Nowadays I have no qualms telling people about my condition. I suspect this is a large part of the reason that most of the people I associate with regularly are either medical students, nurses-in-training or other people with chronic illnesses.
These are the people who won’t be bored or get the “glazed” look someone mentioned above. And above all, they know I’m not exaggerating, nor am I just lazy or attention-seeking.
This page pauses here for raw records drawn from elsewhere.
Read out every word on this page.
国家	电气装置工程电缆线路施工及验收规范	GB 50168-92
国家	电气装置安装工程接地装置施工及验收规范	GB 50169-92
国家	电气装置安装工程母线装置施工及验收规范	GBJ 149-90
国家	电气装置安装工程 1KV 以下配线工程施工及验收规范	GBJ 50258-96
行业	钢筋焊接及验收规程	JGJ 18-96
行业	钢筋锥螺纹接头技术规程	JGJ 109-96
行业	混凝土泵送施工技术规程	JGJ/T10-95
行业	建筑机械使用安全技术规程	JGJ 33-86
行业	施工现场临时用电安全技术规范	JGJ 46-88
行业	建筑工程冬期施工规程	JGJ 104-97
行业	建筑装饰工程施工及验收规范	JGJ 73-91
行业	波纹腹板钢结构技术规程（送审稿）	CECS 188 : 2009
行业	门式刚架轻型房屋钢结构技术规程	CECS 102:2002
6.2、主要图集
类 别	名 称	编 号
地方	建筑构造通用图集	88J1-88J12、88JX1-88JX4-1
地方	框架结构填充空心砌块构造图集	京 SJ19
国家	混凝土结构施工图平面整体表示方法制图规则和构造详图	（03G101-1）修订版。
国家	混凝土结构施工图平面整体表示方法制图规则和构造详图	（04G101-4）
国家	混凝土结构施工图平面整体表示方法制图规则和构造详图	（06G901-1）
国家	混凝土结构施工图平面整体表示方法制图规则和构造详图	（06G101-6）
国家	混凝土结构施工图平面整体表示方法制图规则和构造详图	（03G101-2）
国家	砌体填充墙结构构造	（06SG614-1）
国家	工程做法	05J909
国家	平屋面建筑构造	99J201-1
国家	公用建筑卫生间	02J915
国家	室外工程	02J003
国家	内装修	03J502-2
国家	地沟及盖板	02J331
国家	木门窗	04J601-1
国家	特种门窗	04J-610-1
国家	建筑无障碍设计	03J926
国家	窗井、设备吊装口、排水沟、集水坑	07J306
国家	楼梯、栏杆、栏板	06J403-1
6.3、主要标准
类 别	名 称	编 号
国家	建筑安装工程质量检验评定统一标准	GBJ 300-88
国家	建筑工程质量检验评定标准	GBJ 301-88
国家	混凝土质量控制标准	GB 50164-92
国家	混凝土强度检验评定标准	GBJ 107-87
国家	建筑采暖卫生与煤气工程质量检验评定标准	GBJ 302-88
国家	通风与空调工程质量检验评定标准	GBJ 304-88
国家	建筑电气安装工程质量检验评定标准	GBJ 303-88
The upside of this is that I now have some truly amazing friends, and can be honest and open with everyone.
The downside has been that I’ve been accused of lying about my condition for attention a few times. I’ve been told I’m clearly not sick because I look perfectly healthy (little do they know I got up at 4am to take Brufen and spent three hours getting myself dressed and prepared), or that no one with JRA could possibly lead the independent life I do (they haven’t seen me on the days I can’t get out of bed).
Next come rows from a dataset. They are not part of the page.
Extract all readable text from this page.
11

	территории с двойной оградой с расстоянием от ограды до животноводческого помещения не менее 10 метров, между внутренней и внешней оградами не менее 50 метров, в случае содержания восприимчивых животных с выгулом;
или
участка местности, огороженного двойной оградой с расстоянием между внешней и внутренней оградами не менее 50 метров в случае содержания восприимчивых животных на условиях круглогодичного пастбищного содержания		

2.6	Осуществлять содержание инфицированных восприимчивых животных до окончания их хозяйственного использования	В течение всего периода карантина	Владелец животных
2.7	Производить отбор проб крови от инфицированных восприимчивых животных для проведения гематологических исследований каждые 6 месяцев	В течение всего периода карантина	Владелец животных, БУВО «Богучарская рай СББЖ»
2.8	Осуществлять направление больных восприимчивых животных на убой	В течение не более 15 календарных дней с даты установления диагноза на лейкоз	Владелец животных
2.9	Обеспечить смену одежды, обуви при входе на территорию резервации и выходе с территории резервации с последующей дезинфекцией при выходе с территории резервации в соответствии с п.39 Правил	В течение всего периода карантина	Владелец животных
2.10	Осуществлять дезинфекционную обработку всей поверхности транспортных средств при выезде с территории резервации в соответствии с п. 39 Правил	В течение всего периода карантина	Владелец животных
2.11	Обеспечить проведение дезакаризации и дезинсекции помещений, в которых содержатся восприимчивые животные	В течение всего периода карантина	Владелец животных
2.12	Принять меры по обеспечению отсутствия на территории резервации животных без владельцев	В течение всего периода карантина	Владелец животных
People can be very cruel about thing they don’t understand, and I think that, more than anything else, is the reason some people choose to keep diseases like this a secret.
They’re invisible, for the most part, and people have this horrible tendency to assume that if it can’t be seen, it can’t be serious.

By: Kelly Young

Kelly Young — Tue, 30 Aug 2011 20:45:05 +0000

By the way, I finally am reading the Out of Joint book on RA and shame is a big theme there too. As I hear is true w/ the Christine Schwaab book. When I perceived this shame theme and wrote this post, it made some angry, but the more people with RA you hear from, the more clear it is. We do NOT all have to put ourselves out there to advocate by any means, as I’ve written for almost 3 yrs – but it’s ok for us to talk about the shame RA can cause, so we can try to help heal it.

By: Kelly Young

Kelly Young — Tue, 30 Aug 2011 20:41:49 +0000

If I remember right, in the post and/or comments here, I talked about what a struggle this is for me. I know it was discussed at length on the 2 Rosalind Russell posts. I tend to shut down/ be quiet because I hate to be in the postition of insisting I have an invisible illness when someone (usually someone I wish would respect me) is treating me like I’m seeing ghosts.
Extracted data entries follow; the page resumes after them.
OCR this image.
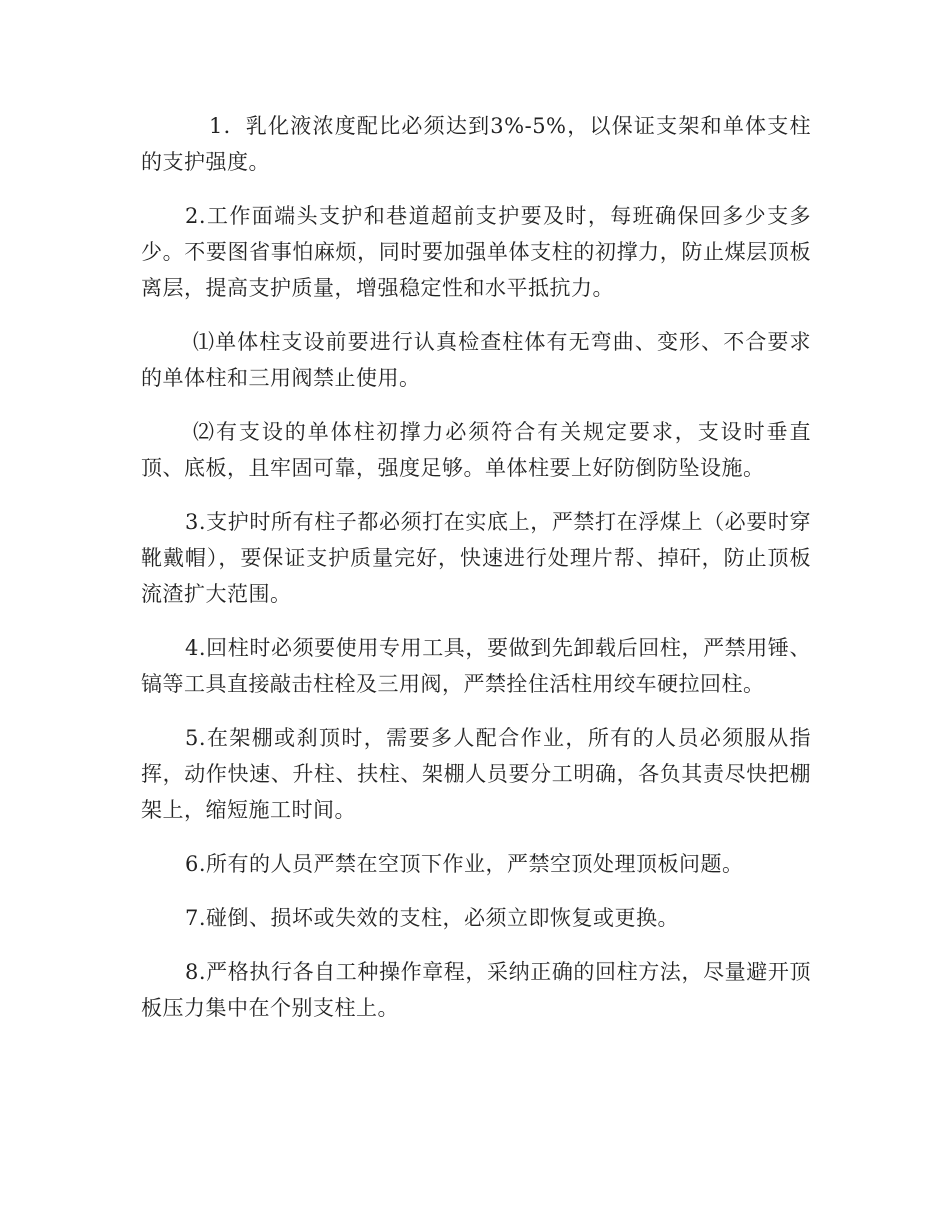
1．乳化液浓度配比必须达到3%-5%，以保证支架和单体支柱的支护强度。

2.工作面端头支护和巷道超前支护要及时，每班确保回多少支多少。不要图省事怕麻烦，同时要加强单体支柱的初撑力，防止煤层顶板离层，提高支护质量，增强稳定性和水平抵抗力。

⑴单体柱支设前要进行认真检查柱体有无弯曲、变形、不合要求的单体柱和三用阀禁止使用。

⑵有支设的单体柱初撑力必须符合有关规定要求，支设时垂直顶、底板，且牢固可靠，强度足够。单体柱要上好防倒防坠设施。

3.支护时所有柱子都必须打在实底上，严禁打在浮煤上（必要时穿靴戴帽），要保证支护质量完好，快速进行处理片帮、掉矸，防止顶板流渣扩大范围。

4.回柱时必须要使用专用工具，要做到先卸载后回柱，严禁用锤、镐等工具直接敲击柱栓及三用阀，严禁拴住活柱用绞车硬拉回柱。

5.在架棚或刹顶时，需要多人配合作业，所有的人员必须服从指挥，动作快速、升柱、扶柱、架棚人员要分工明确，各负其责尽快把棚架上，缩短施工时间。

6.所有的人员严禁在空顶下作业，严禁空顶处理顶板问题。

7.碰倒、损坏或失效的支柱，必须立即恢复或更换。

8.严格执行各自工种操作章程，采纳正确的回柱方法，尽量避开顶板压力集中在个别支柱上。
But I will say that last week when Roo had surgery, I wore an RA Warrior Tshirt to the hospital. Everyone seemed to read it. The surgeon kept staring at it. I hope someone went to the site to check us out. As I’ve written many times, it will be an all-of-the-above answer and each of us will do only what we can each day, but we’ll win. Social media has made such a difference in just the last year or 2 – the bonds we make with each other to strengthen us in the fight – plus the amount of information and data that’s being produced by patients – it’s changing the landscape before our eyes. We’ll win because we’re right & RA won’t back down so we’ll stand where we are until we’re heard – a Horton reference, a very early post here.

By: Turtlemom3

Turtlemom3 — Tue, 30 Aug 2011 19:23:04 +0000

You know, I’ve been thinking about the actors with RA, and I think they didn’t “come out” about it because they would not have been given work – motion picture work, even for the Tier 1 stars, is really hard, back-breaking work. The studios try to cut their initial budgets really close. So if there is a choice between an RAer or a non-RAer, who do you think they will choose? Yes, it would have helped if they had come out about it years ago – but they would not have had work, and so would not have been as good spokespeople for us. I’m not sure that came out right, but I hope most can see where I’m going with this.
Frankly, I’m not sure what kind of example I want them to be (or have been). I can’t do the work they did – does that make me “unworthy,” or something? Does it put the “Scarlet RA” on my breast? Some days I think I am or should be the wearer of a “Scarlet RA.”
And would the “Scarlet RA” help people understand? My “RA Chickie” tee and my husband’s “My Wife is an RA Warrior” tee don’t seem to help. People very seldom read them, and even less frequently make mention of them.
I’m for whatever it will take to “get the word out.” But like many others, I frequently don’t know what will be involved.